Zihinsel Hastalığın Tehlikeli Olduğu Efsanesini Yönlendiren Nedir?

Genel halk neden akıl hastalarının akıl hastalığı olmayanlardan daha tehlikeli olduğuna inanmaya devam ediyor?

Basel Üniversitesi ve Basel Üniversitesi Psikiyatri Kliniği'ndeki bilim adamları, genel halkın akıl hastaları olarak ne kadar tehlikeli gördüğünü ve bu algıyı hangi faktörlerin etkilediğini bulmaya çalıştılar.

Az sayıda akıl hastalığı, görece olarak artan bir şiddet riskine yol açabilse de, ruhsal bozukluğu olan çoğu insan şiddete başvurmaz.

Akıl hastalıkları olan kişiler, ağır sosyal damgalanmadan muzdariptir ve bu nedenle genellikle gerekli tedaviden kaçınırlar. Gerçek hastalık belirtilerine ek olarak, toplumsal ayrımcılık, etkilenenler arasında kaygı, stres ve düşük öz saygı gibi başka koşullara da yol açar.
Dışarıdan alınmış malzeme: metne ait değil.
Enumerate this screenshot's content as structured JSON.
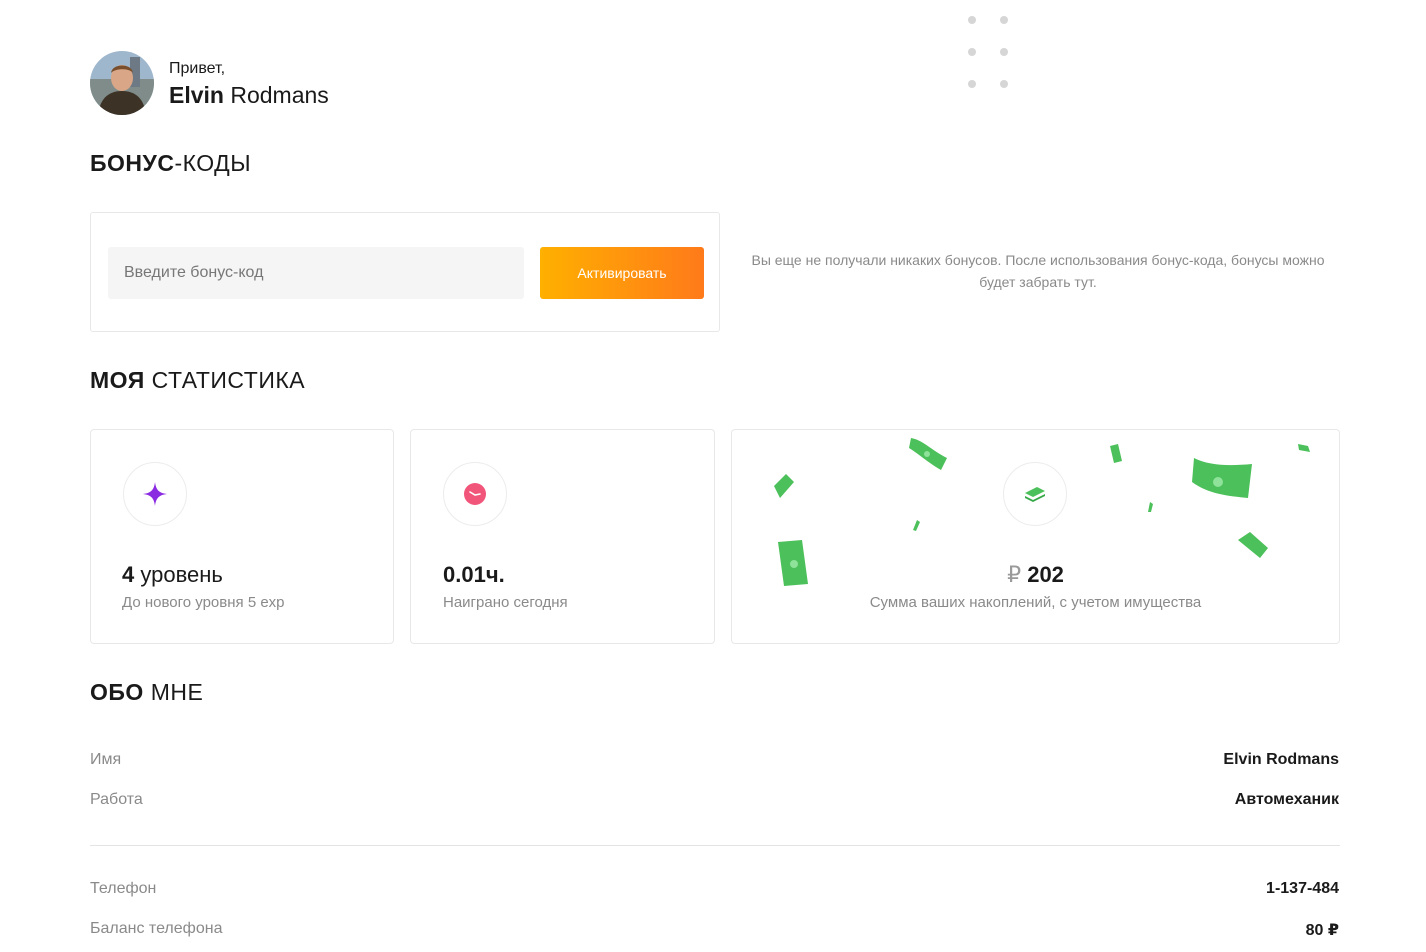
{
  "header": {
    "greeting": "Привет,",
    "first_name": "Elvin",
    "last_name": "Rodmans"
  },
  "bonus": {
    "title_bold": "БОНУС",
    "title_rest": "-КОДЫ",
    "input_placeholder": "Введите бонус-код",
    "button_label": "Активировать",
    "empty_note": "Вы еще не получали никаких бонусов. После использования бонус-кода, бонусы можно будет забрать тут."
  },
  "stats": {
    "title_bold": "МОЯ",
    "title_rest": " СТАТИСТИКА",
    "level": {
      "value": "4",
      "unit": " уровень",
      "sub": "До нового уровня 5 exp",
      "icon": "sparkle-icon"
    },
    "playtime": {
      "value": "0.01ч.",
      "sub": "Наиграно сегодня",
      "icon": "clock-icon"
    },
    "savings": {
      "currency": "₽",
      "value": "202",
      "sub": "Сумма ваших накоплений, с учетом имущества",
      "icon": "cash-icon"
    }
  },
  "about": {
    "title_bold": "ОБО",
    "title_rest": " МНЕ",
    "rows": [
      {
        "label": "Имя",
        "value": "Elvin Rodmans"
      },
      {
        "label": "Работа",
        "value": "Автомеханик"
      },
      {
        "label": "Телефон",
        "value": "1-137-484"
      },
      {
        "label": "Баланс телефона",
        "value": "80 ₽"
      }
    ]
  },
  "colors": {
    "accent_start": "#ffb000",
    "accent_end": "#ff7a1a",
    "level_icon": "#8a2be2",
    "clock_icon": "#f2557a",
    "money": "#4cc05a"
  }
}
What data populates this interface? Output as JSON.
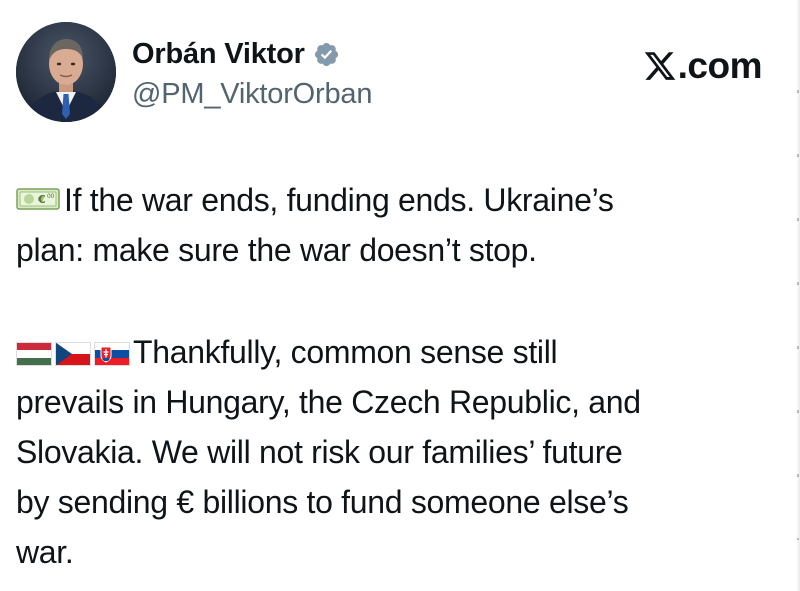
{
  "post": {
    "author": {
      "display_name": "Orbán Viktor",
      "handle": "@PM_ViktorOrban",
      "verified_icon": "verified-badge-icon"
    },
    "brand": {
      "logo": "X",
      "suffix": ".com"
    },
    "paragraph1": {
      "emoji": "euro-banknote-icon",
      "line1": "If the war ends, funding ends. Ukraine’s",
      "line2": "plan: make sure the war doesn’t stop."
    },
    "paragraph2": {
      "emojis": [
        "hungary-flag-icon",
        "czech-flag-icon",
        "slovakia-flag-icon"
      ],
      "line1": "Thankfully, common sense still",
      "line2": "prevails in Hungary, the Czech Republic, and",
      "line3": "Slovakia. We will not risk our families’ future",
      "line4": "by sending € billions to fund someone else’s",
      "line5": "war."
    }
  }
}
Profesör Christian Huber, “Stigmanın semptomları fark etmekten mi yoksa birinin psikiyatrik tedavi gördüğünü öğrenmekten mi kaynaklandığını anlamak istiyoruz” dedi.

Bu amaçla, İsviçre'nin Basel Stadt kantonunda 10.000 kişiyle anket yaptılar. Katılımcılar, bir dizi kurgusal vaka geçmişindeki insanları ne kadar tehlikeli bulduklarını tahmin etmek zorunda kaldı.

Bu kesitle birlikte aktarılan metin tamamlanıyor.